I got a apple laptop a few years ago and got a lot of "you finally saw the light" comments. Not really. I had a string of PC laptops and was curious. Also most people I work with have Macs, so it make things a bit better at work. It works fine enough, and I have Parallels and Win7 on it anyway. I can't say I feel strongly about it.

The only reason to follow Steve Jobs and Apple is that they were responsible for rolling out an awful lot of technology starting with all in one, ready to use personal computers (the Apple II), the mouse, icon, windows interface (Lisa and Mac), and a lot of other stuff. They were rarely the first, but they managed to bring it to market and get people to buy it, usually because they did a better job of integrating the hardware and software. Most personal computer companies make the hardware and buy their software from outsiders. Apple does hardware and software, so they can usually make them work well together.

Jobs always reminded me of Henry Ford, who brought the automobile, for better or worse, to the common man. He was always considered a market leader, aggressively brought down production costs, and was frequently at the brink of bankruptcy.

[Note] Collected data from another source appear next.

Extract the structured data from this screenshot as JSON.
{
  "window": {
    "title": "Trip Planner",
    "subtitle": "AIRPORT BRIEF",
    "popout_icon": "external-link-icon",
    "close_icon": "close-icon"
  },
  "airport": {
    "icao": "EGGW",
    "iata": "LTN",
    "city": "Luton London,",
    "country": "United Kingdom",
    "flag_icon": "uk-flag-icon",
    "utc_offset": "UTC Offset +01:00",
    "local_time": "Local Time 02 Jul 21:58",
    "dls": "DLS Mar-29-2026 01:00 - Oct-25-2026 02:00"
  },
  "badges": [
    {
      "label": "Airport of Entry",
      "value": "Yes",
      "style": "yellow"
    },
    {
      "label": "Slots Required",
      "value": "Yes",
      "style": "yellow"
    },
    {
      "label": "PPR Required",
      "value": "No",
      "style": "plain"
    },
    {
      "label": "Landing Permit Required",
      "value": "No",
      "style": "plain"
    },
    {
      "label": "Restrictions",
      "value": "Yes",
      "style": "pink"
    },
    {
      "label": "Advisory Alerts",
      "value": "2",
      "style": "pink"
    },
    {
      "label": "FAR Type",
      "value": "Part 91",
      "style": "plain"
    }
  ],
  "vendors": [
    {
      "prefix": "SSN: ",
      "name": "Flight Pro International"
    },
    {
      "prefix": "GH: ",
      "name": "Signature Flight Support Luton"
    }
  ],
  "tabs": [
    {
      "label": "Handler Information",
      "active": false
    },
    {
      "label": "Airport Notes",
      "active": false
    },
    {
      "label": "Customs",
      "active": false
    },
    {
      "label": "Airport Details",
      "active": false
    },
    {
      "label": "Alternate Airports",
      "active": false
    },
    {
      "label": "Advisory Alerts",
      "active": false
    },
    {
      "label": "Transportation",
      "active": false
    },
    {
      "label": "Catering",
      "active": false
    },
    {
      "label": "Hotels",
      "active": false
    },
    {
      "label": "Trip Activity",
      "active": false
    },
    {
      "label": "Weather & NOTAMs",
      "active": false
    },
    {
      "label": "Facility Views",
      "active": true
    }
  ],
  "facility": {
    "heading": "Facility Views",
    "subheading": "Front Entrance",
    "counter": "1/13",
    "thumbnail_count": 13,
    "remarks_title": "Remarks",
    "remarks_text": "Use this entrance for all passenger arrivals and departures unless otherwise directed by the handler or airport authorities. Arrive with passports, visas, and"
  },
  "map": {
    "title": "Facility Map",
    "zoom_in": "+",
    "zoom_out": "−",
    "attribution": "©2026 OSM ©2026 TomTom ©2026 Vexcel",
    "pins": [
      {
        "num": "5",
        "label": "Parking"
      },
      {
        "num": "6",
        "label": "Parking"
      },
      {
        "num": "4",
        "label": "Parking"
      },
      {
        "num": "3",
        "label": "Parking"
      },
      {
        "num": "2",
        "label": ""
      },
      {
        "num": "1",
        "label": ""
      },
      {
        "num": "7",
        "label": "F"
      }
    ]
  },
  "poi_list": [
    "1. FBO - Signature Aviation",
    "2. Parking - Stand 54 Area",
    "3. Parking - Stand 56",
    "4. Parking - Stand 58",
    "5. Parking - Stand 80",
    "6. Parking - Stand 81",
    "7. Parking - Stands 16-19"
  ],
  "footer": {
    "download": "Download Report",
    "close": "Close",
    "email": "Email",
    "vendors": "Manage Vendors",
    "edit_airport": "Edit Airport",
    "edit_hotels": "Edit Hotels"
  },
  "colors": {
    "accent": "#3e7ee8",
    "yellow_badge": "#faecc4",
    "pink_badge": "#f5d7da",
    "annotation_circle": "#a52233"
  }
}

I always scoff at somebody who considers the Mac OS to be a "closed" system. As somebody who has a good bit of Linux experience, and a love for DIY computer science, I've found OSX to be almost as open in every way imaginable, aside from tinkering with the upper level API's, but they work so well that I have never felt a need to touch them (and Apple leaves plenty of hooks in the API's for future programmers to customize with). OSX is not iOS, no matter how much people from "the Windows side" naturally believe it is based on their limited background in Apple tech. A little time on Google goes a long way when it comes to opening up the Mac OS. The rock-solid UNIX foundation is still totally accessible to the end user.

I'm a Mac user, but, I have my limits. iPods are nice, but iPads are useless. Given the choice between Windows and Linux, Linux all the way. Microsoft software is the stuff of my nightmares.